Perché allora si verificano queste acquisizioni? Roll è convinto che alla base ci sia quella che definisce «l'ipotesi dell'arroganza» (the hubris hypothesis). Quello che si verifica, in genere, è che le imprese offerenti identificano le potenziali imprese target, ne stimano il valore e fanno un'offerta solo se il valore stimato supera l'effettivo valore di mercato. Alla base di questa sistematica sopravalutazione, dunque, ci sarebbe, secondo Roll, l'eccessiva convinzione da parte dei manager che guidano l'acquisizione di poter stimare il valore dell'impresa meglio dei mercati. Alla luce dei dati sembra, al contrario, che ci sia ben poco supporto per tale convinzione.
Ne dobbiamo concludere che siamo davanti a comportamenti sistematicamente irrazionali? Non è una conclusione da scartare, anzi forse è la spiegazione più logica. Questo fatto potrebbe risultare sorprendente solo perché l'economia è una scienza strana. Come affermava il Nobel Kenneth Arrow, infatti, la teoria economica si trova nella bizzarra situazione nella quale: «l'analisi scientifica imputa un comportamento scientifico ai suoi soggetti. Questa non è necessariamente una contraddizione, ma sembra comunque portare ad un regresso infinito».
Come si può sfuggire (forse) alla maledizione
Come sfuggire alla “maledizione del vincitore”, dunque? È un problema decisamente complesso. Immaginate di essere il manager di una di quelle imprese di estrazione che deve competere con altre imprese per l'acquisizione dei diritti (oggi una situazione simile si ha nelle aste per l'acquisto degli spazi pubblicitari sui motori di ricerca).

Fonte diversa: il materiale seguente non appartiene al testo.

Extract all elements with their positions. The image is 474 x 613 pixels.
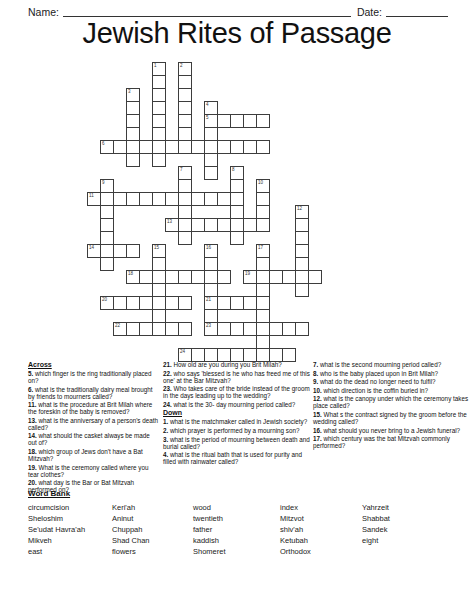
word-bank-word: Shabbat (362, 513, 390, 524)
clue-across-13: 13. what is the anniversary of a person'… (28, 417, 159, 431)
grid-cell-6-4[interactable] (139, 140, 153, 154)
grid-cell-6-7[interactable] (178, 140, 192, 154)
grid-cell-20-15[interactable] (282, 322, 296, 336)
grid-cell-10-1[interactable] (100, 192, 114, 206)
word-bank-word: Shad Chan (112, 535, 150, 546)
grid-cell-2-5[interactable] (152, 88, 166, 102)
grid-cell-4-11[interactable] (230, 114, 244, 128)
grid-cell-12-7[interactable] (178, 218, 192, 232)
grid-cell-4-10[interactable] (217, 114, 231, 128)
grid-cell-16-17[interactable] (308, 270, 322, 284)
grid-cell-18-13[interactable] (256, 296, 270, 310)
grid-cell-6-3[interactable] (126, 140, 140, 154)
grid-cell-12-11[interactable] (230, 218, 244, 232)
grid-cell-7-5[interactable] (152, 153, 166, 167)
grid-cell-10-3[interactable] (126, 192, 140, 206)
grid-cell-20-7[interactable] (178, 322, 192, 336)
grid-cell-17-13[interactable] (256, 283, 270, 297)
word-bank-column-1: circumcisionSheloshimSe'udat Havra'ahMik… (28, 502, 85, 557)
grid-cell-19-13[interactable] (256, 309, 270, 323)
grid-cell-8-7[interactable]: 7 (178, 166, 192, 180)
grid-cell-18-11[interactable] (230, 296, 244, 310)
grid-cell-22-11[interactable] (230, 348, 244, 362)
grid-cell-16-10[interactable] (217, 270, 231, 284)
grid-cell-10-8[interactable] (191, 192, 205, 206)
grid-cell-20-11[interactable] (230, 322, 244, 336)
word-bank-header: Word Bank (28, 489, 70, 498)
clue-column-middle: 21. How old are you during you Brit Mila… (163, 361, 313, 467)
grid-cell-18-5[interactable] (152, 296, 166, 310)
word-bank-column-3: woodtwentiethfatherkaddishShomeret (193, 502, 226, 557)
grid-cell-20-14[interactable] (269, 322, 283, 336)
grid-cell-16-3[interactable]: 18 (126, 270, 140, 284)
grid-cell-16-7[interactable] (178, 270, 192, 284)
grid-cell-20-5[interactable] (152, 322, 166, 336)
page-title: Jewish Rites of Passage (0, 17, 474, 50)
grid-cell-20-10[interactable] (217, 322, 231, 336)
grid-cell-20-6[interactable] (165, 322, 179, 336)
clue-across-24: 24. what is the 30- day mourning period … (163, 401, 313, 408)
grid-cell-9-1[interactable]: 9 (100, 179, 114, 193)
grid-cell-10-5[interactable] (152, 192, 166, 206)
grid-cell-14-9[interactable]: 16 (204, 244, 218, 258)
clue-down-2: 2. which prayer is performed by a mourni… (163, 427, 313, 434)
clue-column-right: 7. what is the second mourning period ca… (313, 361, 469, 451)
grid-cell-20-3[interactable] (126, 322, 140, 336)
grid-cell-12-13[interactable] (256, 218, 270, 232)
grid-cell-5-3[interactable] (126, 127, 140, 141)
grid-cell-3-5[interactable] (152, 101, 166, 115)
grid-cell-11-11[interactable] (230, 205, 244, 219)
word-bank-word: Shomeret (193, 546, 226, 557)
clue-down-10: 10. which direction is the coffin buried… (313, 387, 469, 394)
word-bank-word: twentieth (193, 513, 226, 524)
clue-number: 18 (128, 271, 133, 276)
grid-cell-18-3[interactable] (126, 296, 140, 310)
word-bank-word: flowers (112, 546, 150, 557)
grid-cell-1-7[interactable] (178, 75, 192, 89)
grid-cell-18-12[interactable] (243, 296, 257, 310)
grid-cell-17-9[interactable] (204, 283, 218, 297)
grid-cell-17-16[interactable] (295, 283, 309, 297)
clue-down-15: 15. What s the contract signed by the gr… (313, 411, 469, 425)
clue-number: 1 (154, 63, 157, 68)
word-bank-word: east (28, 546, 85, 557)
word-bank-word: Keri'ah (112, 502, 150, 513)
grid-cell-9-13[interactable]: 10 (256, 179, 270, 193)
word-bank-word: Sandek (362, 524, 390, 535)
grid-cell-20-12[interactable] (243, 322, 257, 336)
grid-cell-16-16[interactable] (295, 270, 309, 284)
clue-down-7: 7. what is the second mourning period ca… (313, 361, 469, 368)
grid-cell-22-7[interactable]: 24 (178, 348, 192, 362)
word-bank-word: father (193, 524, 226, 535)
worksheet-page: Name: Date: Jewish Rites of Passage 1234… (0, 0, 474, 613)
grid-cell-10-9[interactable] (204, 192, 218, 206)
grid-cell-5-5[interactable] (152, 127, 166, 141)
clue-across-23: 23. Who takes care of the bride instead … (163, 385, 313, 399)
grid-cell-4-9[interactable]: 5 (204, 114, 218, 128)
grid-cell-8-9[interactable] (204, 166, 218, 180)
across-header: Across (28, 361, 159, 368)
grid-cell-9-7[interactable] (178, 179, 192, 193)
word-bank-word: wood (193, 502, 226, 513)
grid-cell-14-5[interactable]: 15 (152, 244, 166, 258)
clue-down-1: 1. what is the matchmaker called in Jewi… (163, 418, 313, 425)
grid-cell-17-5[interactable] (152, 283, 166, 297)
grid-cell-16-15[interactable] (282, 270, 296, 284)
clue-number: 22 (115, 323, 120, 328)
word-bank-column-5: YahrzeitShabbatSandekeight (362, 502, 390, 546)
grid-cell-16-6[interactable] (165, 270, 179, 284)
grid-cell-18-4[interactable] (139, 296, 153, 310)
name-field[interactable] (63, 4, 351, 17)
grid-cell-21-13[interactable] (256, 335, 270, 349)
grid-cell-6-5[interactable] (152, 140, 166, 154)
grid-cell-13-1[interactable] (100, 231, 114, 245)
grid-cell-2-7[interactable] (178, 88, 192, 102)
clue-across-18: 18. which group of Jews don't have a Bat… (28, 448, 159, 462)
grid-cell-19-5[interactable] (152, 309, 166, 323)
grid-cell-6-1[interactable]: 6 (100, 140, 114, 154)
grid-cell-15-16[interactable] (295, 257, 309, 271)
clue-number: 3 (128, 89, 131, 94)
clue-column-left: Across5. which finger is the ring tradit… (28, 361, 159, 495)
word-bank-word: kaddish (193, 535, 226, 546)
clue-number: 8 (232, 167, 235, 172)
grid-cell-20-2[interactable]: 22 (113, 322, 127, 336)
grid-cell-11-13[interactable] (256, 205, 270, 219)
clue-across-21: 21. How old are you during you Brit Mila… (163, 361, 313, 368)
grid-cell-12-12[interactable] (243, 218, 257, 232)
clue-down-8: 8. who is the baby placed upon in Brit M… (313, 370, 469, 377)
grid-cell-3-7[interactable] (178, 101, 192, 115)
grid-cell-20-9[interactable]: 23 (204, 322, 218, 336)
grid-cell-5-7[interactable] (178, 127, 192, 141)
clue-across-19: 19. What is the ceremony called where yo… (28, 464, 159, 478)
grid-cell-14-13[interactable]: 17 (256, 244, 270, 258)
grid-cell-22-14[interactable] (269, 348, 283, 362)
clue-number: 20 (102, 297, 107, 302)
clue-number: 19 (245, 271, 250, 276)
clue-number: 9 (102, 180, 105, 185)
grid-cell-10-6[interactable] (165, 192, 179, 206)
grid-cell-3-9[interactable]: 4 (204, 101, 218, 115)
grid-cell-22-15[interactable] (282, 348, 296, 362)
grid-cell-8-11[interactable]: 8 (230, 166, 244, 180)
clue-number: 16 (206, 245, 211, 250)
grid-cell-18-7[interactable] (178, 296, 192, 310)
word-bank-column-2: Keri'ahAninutChuppahShad Chanflowers (112, 502, 150, 557)
grid-cell-10-0[interactable]: 11 (87, 192, 101, 206)
word-bank-word: Sheloshim (28, 513, 85, 524)
grid-cell-5-9[interactable] (204, 127, 218, 141)
clue-number: 11 (89, 193, 94, 198)
clue-number: 15 (154, 245, 159, 250)
clue-number: 7 (180, 167, 183, 172)
grid-cell-20-13[interactable] (256, 322, 270, 336)
word-bank-word: Aninut (112, 513, 150, 524)
grid-cell-18-9[interactable]: 21 (204, 296, 218, 310)
clue-down-12: 12. what is the canopy under which the c… (313, 395, 469, 409)
word-bank-word: eight (362, 535, 390, 546)
grid-cell-2-3[interactable]: 3 (126, 88, 140, 102)
grid-cell-16-13[interactable] (256, 270, 270, 284)
grid-cell-6-8[interactable] (191, 140, 205, 154)
grid-cell-13-11[interactable] (230, 231, 244, 245)
word-bank-word: index (280, 502, 311, 513)
clue-number: 10 (258, 180, 263, 185)
grid-cell-22-12[interactable] (243, 348, 257, 362)
word-bank-word: Se'udat Havra'ah (28, 524, 85, 535)
grid-cell-1-5[interactable] (152, 75, 166, 89)
grid-cell-13-7[interactable] (178, 231, 192, 245)
grid-cell-4-7[interactable] (178, 114, 192, 128)
date-field[interactable] (386, 4, 448, 17)
word-bank-word: shiv'ah (280, 524, 311, 535)
grid-cell-6-2[interactable] (113, 140, 127, 154)
word-bank-word: Mikveh (28, 535, 85, 546)
grid-cell-6-13[interactable] (256, 140, 270, 154)
grid-cell-16-9[interactable] (204, 270, 218, 284)
grid-cell-4-3[interactable] (126, 114, 140, 128)
clue-number: 13 (167, 219, 172, 224)
word-bank-word: circumcision (28, 502, 85, 513)
grid-cell-6-11[interactable] (230, 140, 244, 154)
clue-across-11: 11. what is the procedure at Brit Milah … (28, 401, 159, 415)
word-bank-word: Mitzvot (280, 513, 311, 524)
clue-number: 23 (206, 323, 211, 328)
word-bank-word: Orthodox (280, 546, 311, 557)
grid-cell-12-8[interactable] (191, 218, 205, 232)
clue-number: 12 (297, 206, 302, 211)
grid-cell-16-5[interactable] (152, 270, 166, 284)
grid-cell-13-16[interactable] (295, 231, 309, 245)
grid-cell-16-12[interactable]: 19 (243, 270, 257, 284)
grid-cell-12-9[interactable] (204, 218, 218, 232)
grid-cell-0-5[interactable]: 1 (152, 62, 166, 76)
grid-cell-18-10[interactable] (217, 296, 231, 310)
grid-cell-16-14[interactable] (269, 270, 283, 284)
grid-cell-18-6[interactable] (165, 296, 179, 310)
clue-down-4: 4. what is the ritual bath that is used … (163, 451, 313, 465)
grid-cell-15-13[interactable] (256, 257, 270, 271)
grid-cell-10-10[interactable] (217, 192, 231, 206)
grid-cell-16-4[interactable] (139, 270, 153, 284)
grid-cell-12-1[interactable] (100, 218, 114, 232)
grid-cell-12-10[interactable] (217, 218, 231, 232)
grid-cell-6-12[interactable] (243, 140, 257, 154)
grid-cell-18-1[interactable]: 20 (100, 296, 114, 310)
grid-cell-14-3[interactable] (126, 244, 140, 258)
word-bank-word: Ketubah (280, 535, 311, 546)
grid-cell-0-7[interactable]: 2 (178, 62, 192, 76)
name-date-row: Name: Date: (28, 4, 468, 18)
grid-cell-15-9[interactable] (204, 257, 218, 271)
clue-across-22: 22. who says 'blessed is he who has free… (163, 370, 313, 384)
clue-number: 2 (180, 63, 183, 68)
grid-cell-22-13[interactable] (256, 348, 270, 362)
grid-cell-19-9[interactable] (204, 309, 218, 323)
clue-down-3: 3. what is the period of mourning betwee… (163, 436, 313, 450)
clue-number: 21 (206, 297, 211, 302)
word-bank-word: Chuppah (112, 524, 150, 535)
clue-number: 5 (206, 115, 209, 120)
grid-cell-6-9[interactable] (204, 140, 218, 154)
grid-cell-14-1[interactable] (100, 244, 114, 258)
grid-cell-9-11[interactable] (230, 179, 244, 193)
grid-cell-12-6[interactable]: 13 (165, 218, 179, 232)
grid-cell-6-6[interactable] (165, 140, 179, 154)
clue-number: 6 (102, 141, 105, 146)
grid-cell-4-12[interactable] (243, 114, 257, 128)
clue-number: 4 (206, 102, 209, 107)
grid-cell-20-4[interactable] (139, 322, 153, 336)
grid-cell-14-2[interactable] (113, 244, 127, 258)
grid-cell-11-16[interactable]: 12 (295, 205, 309, 219)
clue-down-17: 17. which century was the bat Mitzvah co… (313, 435, 469, 449)
grid-cell-18-2[interactable] (113, 296, 127, 310)
clue-down-16: 16. what should you never bring to a Jew… (313, 427, 469, 434)
grid-cell-10-11[interactable] (230, 192, 244, 206)
grid-cell-15-5[interactable] (152, 257, 166, 271)
clue-number: 14 (89, 245, 94, 250)
clue-across-14: 14. what should the casket always be mad… (28, 432, 159, 446)
grid-cell-10-2[interactable] (113, 192, 127, 206)
grid-cell-4-5[interactable] (152, 114, 166, 128)
grid-cell-10-4[interactable] (139, 192, 153, 206)
grid-cell-7-9[interactable] (204, 153, 218, 167)
clue-number: 24 (180, 349, 185, 354)
word-bank-column-4: indexMitzvotshiv'ahKetubahOrthodox (280, 502, 311, 557)
grid-cell-14-16[interactable] (295, 244, 309, 258)
grid-cell-7-3[interactable] (126, 153, 140, 167)
grid-cell-11-1[interactable] (100, 205, 114, 219)
grid-cell-22-10[interactable] (217, 348, 231, 362)
grid-cell-22-8[interactable] (191, 348, 205, 362)
down-header: Down (163, 409, 313, 416)
grid-cell-4-13[interactable] (256, 114, 270, 128)
clue-down-9: 9. what do the dead no longer need to fu… (313, 378, 469, 385)
grid-cell-22-9[interactable] (204, 348, 218, 362)
word-bank-word: Yahrzeit (362, 502, 390, 513)
clue-number: 17 (258, 245, 263, 250)
grid-cell-16-8[interactable] (191, 270, 205, 284)
grid-cell-6-10[interactable] (217, 140, 231, 154)
grid-cell-10-7[interactable] (178, 192, 192, 206)
grid-cell-12-16[interactable] (295, 218, 309, 232)
grid-cell-11-7[interactable] (178, 205, 192, 219)
grid-cell-20-16[interactable] (295, 322, 309, 336)
grid-cell-14-0[interactable]: 14 (87, 244, 101, 258)
grid-cell-15-1[interactable] (100, 257, 114, 271)
clue-across-6: 6. what is the traditionally dairy meal … (28, 386, 159, 400)
clue-across-5: 5. which finger is the ring traditionall… (28, 370, 159, 384)
grid-cell-10-13[interactable] (256, 192, 270, 206)
grid-cell-3-3[interactable] (126, 101, 140, 115)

Anche supponendo di essere coscienti della vulnerabilità alla “maledizione del vincitore” quale sarebbe la condotta ottimale?
Certo potreste tenerne conto nell'elaborazione delle vostre stime e delle offerte che saranno, per questo, generalmente più moderate. Questo però, se da una parte vi potrà evitare si “strapagare” certi diritti, dall'altra, vi farà vincere ben poche aste e quindi impedirà la vostra attività. Del resto, comportarsi in maniera razionale in un mondo popolato da persone irrazionali è una condotta suicida, come era solito ripetere John Maynard Keynes.
Ma al di là di queste considerazioni che ci porterebbero su una strada di grande interesse, ma divergente rispetto ai nostri obiettivi, il dato importante è questo: se la “maledizione del vincitore” è un fatto accertato, questo può ridurre la probabilità di scalate ostili e quindi il rischio che corre il management di un'impresa gestita in maniera inefficiente.
L'azzardo morale, dunque, è ancora lì, a minacciare gli interessi degli azionisti e il buon funzionamento delle imprese. Come ne possiamo uscire? Forse la strada indicata dalle scienze comportamentali che considerano anche gli agenti economici come appartenenti alla specie “homo sapiens” e non alieni iper-razionali, può rivelarsi feconda. Ne parleremo diffusamente nelle prossime settimane.